IoT Security Threats
Last week saw one of the largest DDoS attacks in history take down the DNS hosting service Dyn.
DNS is the system which translates human-readable domain names such as “google.com" into machine usable IP addresses such as “18.104.22.168”.
Dyn offers general DNS hosting services as well as so called “Dynamic DNS” services where domain names point to frequently changing IPs belonging to private home networks or workstations.
It is important to note that the DDoS attack did not actually stop most of the affected services from operating. It merely made them unavailable to the average user. To borrow a metaphor, imagine a world where Google suddenly stopped working. The vast majority of users would not be able to access even the services they use regularly without using Google to look up the right URL, let alone find out where new services might be located.

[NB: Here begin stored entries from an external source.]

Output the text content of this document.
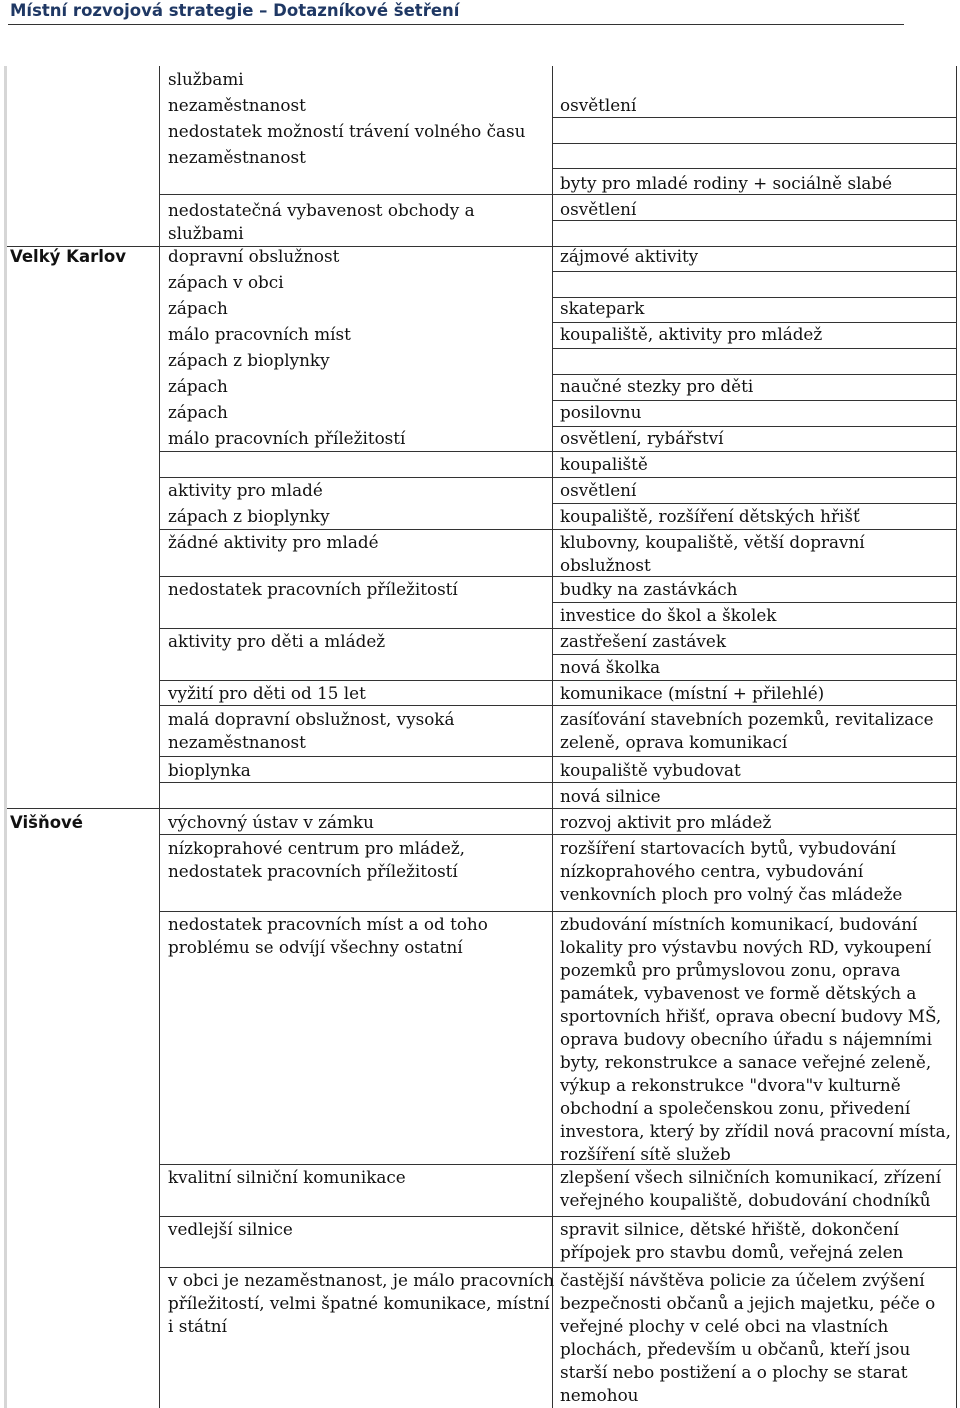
Místní rozvojová strategie – Dotazníkové šetření
Velký Karlov
Višňové
službami
nezaměstnanost
nedostatek možností trávení volného času
nezaměstnanost
nedostatečná vybavenost obchody a
službami
dopravní obslužnost
zápach v obci
zápach
málo pracovních míst
zápach z bioplynky
zápach
zápach
málo pracovních příležitostí
aktivity pro mladé
zápach z bioplynky
žádné aktivity pro mladé
nedostatek pracovních příležitostí
aktivity pro děti a mládež
vyžití pro děti od 15 let
malá dopravní obslužnost, vysoká
nezaměstnanost
bioplynka
výchovný ústav v zámku
nízkoprahové centrum pro mládež,
nedostatek pracovních příležitostí
nedostatek pracovních míst a od toho
problému se odvíjí všechny ostatní
kvalitní silniční komunikace
vedlejší silnice
v obci je nezaměstnanost, je málo pracovních
příležitostí, velmi špatné komunikace, místní
i státní
osvětlení
byty pro mladé rodiny + sociálně slabé
osvětlení
zájmové aktivity
skatepark
koupaliště, aktivity pro mládež
naučné stezky pro děti
posilovnu
osvětlení, rybářství
koupaliště
osvětlení
koupaliště, rozšíření dětských hřišť
klubovny, koupaliště, větší dopravní
obslužnost
budky na zastávkách
investice do škol a školek
zastřešení zastávek
nová školka
komunikace (místní + přilehlé)
zasíťování stavebních pozemků, revitalizace
zeleně, oprava komunikací
koupaliště vybudovat
nová silnice
rozvoj aktivit pro mládež
rozšíření startovacích bytů, vybudování
nízkoprahového centra, vybudování
venkovních ploch pro volný čas mládeže
zbudování místních komunikací, budování
lokality pro výstavbu nových RD, vykoupení
pozemků pro průmyslovou zonu, oprava
památek, vybavenost ve formě dětských a
sportovních hřišť, oprava obecní budovy MŠ,
oprava budovy obecního úřadu s nájemními
byty, rekonstrukce a sanace veřejné zeleně,
výkup a rekonstrukce "dvora"v kulturně
obchodní a společenskou zonu, přivedení
investora, který by zřídil nová pracovní místa,
rozšíření sítě služeb
zlepšení všech silničních komunikací, zřízení
veřejného koupaliště, dobudování chodníků
spravit silnice, dětské hřiště, dokončení
přípojek pro stavbu domů, veřejná zelen
častější návštěva policie za účelem zvýšení
bezpečnosti občanů a jejich majetku, péče o
veřejné plochy v celé obci na vlastních
plochách, především u občanů, kteří jsou
starší nebo postižení a o plochy se starat
nemohou
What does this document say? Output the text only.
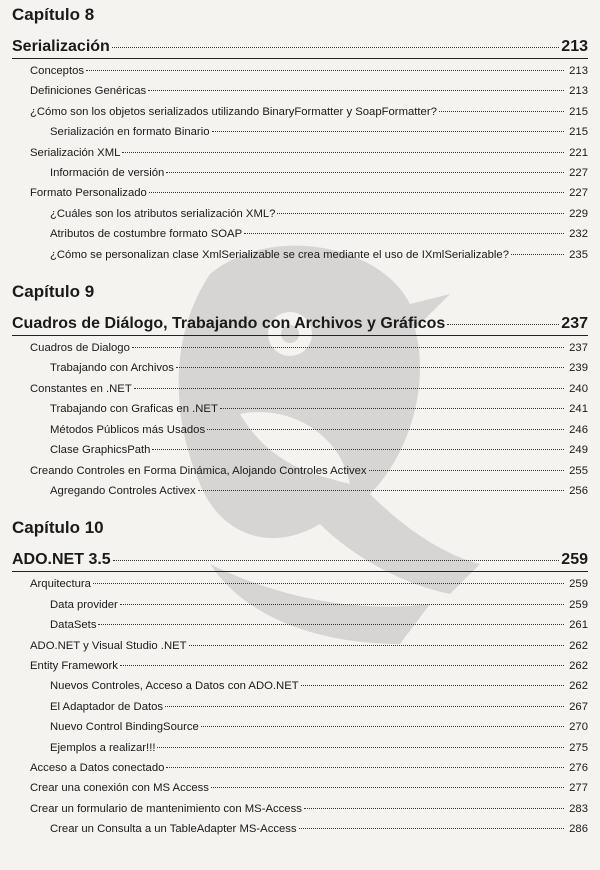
Capítulo 8
Serialización	213
Conceptos	213
Definiciones Genéricas	213
¿Cómo son los objetos serializados utilizando BinaryFormatter y SoapFormatter?	215
Serialización en formato Binario	215
Serialización XML	221
Información de versión	227
Formato Personalizado	227
¿Cuáles son los atributos serialización XML?	229
Atributos de costumbre formato SOAP	232
¿Cómo se personalizan clase XmlSerializable se crea mediante el uso de IXmlSerializable?	235
Capítulo 9
Cuadros de Diálogo, Trabajando con Archivos y Gráficos	237
Cuadros de Dialogo	237
Trabajando con Archivos	239
Constantes en .NET	240
Trabajando con Graficas en .NET	241
Métodos Públicos más Usados	246
Clase GraphicsPath	249
Creando Controles en Forma Dinámica, Alojando Controles Activex	255
Agregando Controles Activex	256
Capítulo 10
ADO.NET 3.5	259
Arquitectura	259
Data provider	259
DataSets	261
ADO.NET y Visual Studio .NET	262
Entity Framework	262
Nuevos Controles, Acceso a Datos con ADO.NET	262
El Adaptador de Datos	267
Nuevo Control BindingSource	270
Ejemplos a realizar!!!	275
Acceso a Datos conectado	276
Crear una conexión con MS Access	277
Crear un formulario de mantenimiento con MS-Access	283
Crear un Consulta a un TableAdapter MS-Access	286
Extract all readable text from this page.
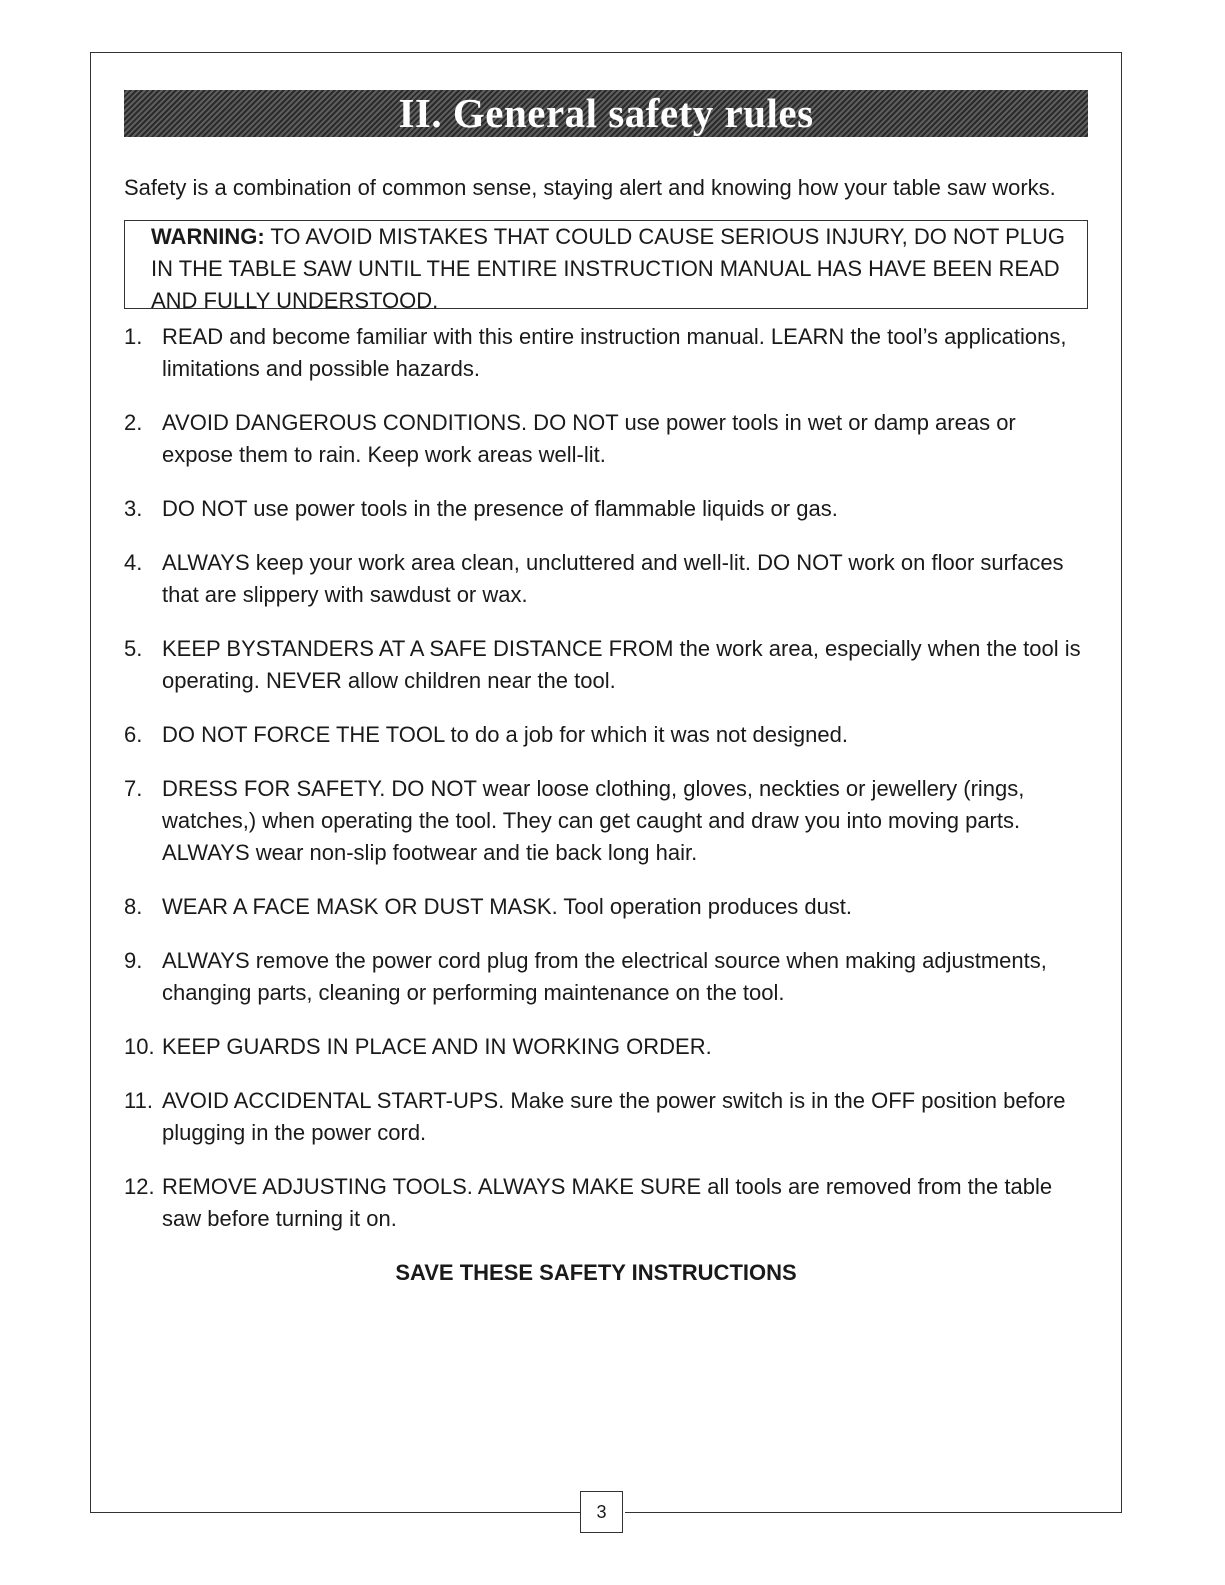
3
II. General safety rules

Safety is a combination of common sense, staying alert and knowing how your table saw works.

WARNING: TO AVOID MISTAKES THAT COULD CAUSE SERIOUS INJURY, DO NOT PLUG IN THE TABLE SAW UNTIL THE ENTIRE INSTRUCTION MANUAL HAS HAVE BEEN READ AND FULLY UNDERSTOOD.
1. READ and become familiar with this entire instruction manual. LEARN the tool’s applications, limitations and possible hazards.
2. AVOID DANGEROUS CONDITIONS. DO NOT use power tools in wet or damp areas or expose them to rain. Keep work areas well-lit.
3. DO NOT use power tools in the presence of flammable liquids or gas.
4. ALWAYS keep your work area clean, uncluttered and well-lit. DO NOT work on floor surfaces that are slippery with sawdust or wax.
5. KEEP BYSTANDERS AT A SAFE DISTANCE FROM the work area, especially when the tool is operating. NEVER allow children near the tool.
6. DO NOT FORCE THE TOOL to do a job for which it was not designed.
7. DRESS FOR SAFETY. DO NOT wear loose clothing, gloves, neckties or jewellery (rings, watches,) when operating the tool. They can get caught and draw you into moving parts. ALWAYS wear non-slip footwear and tie back long hair.
8. WEAR A FACE MASK OR DUST MASK. Tool operation produces dust.
9. ALWAYS remove the power cord plug from the electrical source when making adjustments, changing parts, cleaning or performing maintenance on the tool.
10. KEEP GUARDS IN PLACE AND IN WORKING ORDER.
11. AVOID ACCIDENTAL START-UPS. Make sure the power switch is in the OFF position before plugging in the power cord.
12. REMOVE ADJUSTING TOOLS. ALWAYS MAKE SURE all tools are removed from the table saw before turning it on.
SAVE THESE SAFETY INSTRUCTIONS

Similarly, with parts of the DNS system unavailable, URLs typed into browsers could not be resolved into machine-usable IP addresses and the serves could thus not be reached.
As we warned in an earlier issue, attacks against central internet infrastructure such as the DNS system are bound to happen and escalate over time. We predict that ultimately this will lead to the replacement of currently central infrastructure with decentralized systems. However, no widely accepted distributed alternative to DNS exists at this point in time. For a system so critical to the operation of the internet, it will take some time to find a replacement even if the political will can be mustered.
Alas, the attack on Dyn does not seem to have the impact required to trigger such radical change.
What is notable about the attack is that it appears to originate from the so-called Mirai botnet. This botnet mainly targets insecure or poorly configured Internet of Things (IoT) devices such as smart locks, coffeemakers, cleaning robots, light bulbs or surveillance cameras.
Experts have warned against the dangers of poorly designed smart devices for almost a decade but it took until this year for the impacts to become obvious. Most IoT devices are designed by relatively small teams with more experience in lock-, camera- or coffeemaker-design than programming. These teams often lack dedicated security staff altogether.
After all, what is the worst that could happen with a hacked coffeemaker?
In a traditional sense, not much. The coffee maker does not store critical business or private information. Spilling coffee or leaking the favorite blend preferences of its owner is hardly the end of the world.
However, control over the coffeemaker nets the attacker something much more valuable: Access to the victim’s home-network. From there, other devices such as PCs and Smartphones can be attacked much more easily. Worse yet, the bandwidth of the household’s internet connection can be commandeered from the hacked device.
The Mirai botnet used this to its advantage. To block a DDoS attack, an identifying characteristic of the attack traffic such as a country of origin or previous malicious behavior has to be identified. Since the IP addresses from which the malicious traffic originated were spread across the globe and belonged to otherwise harmless individuals, it was virtually impossible for Dyn to block out the attack.
We expect to see many more attacks like this in the near future. Organizations are advised to maintain internal DNS servers with a reasonable cache of previously requested records to ensure that operations can continue even in the event of a DNS outage.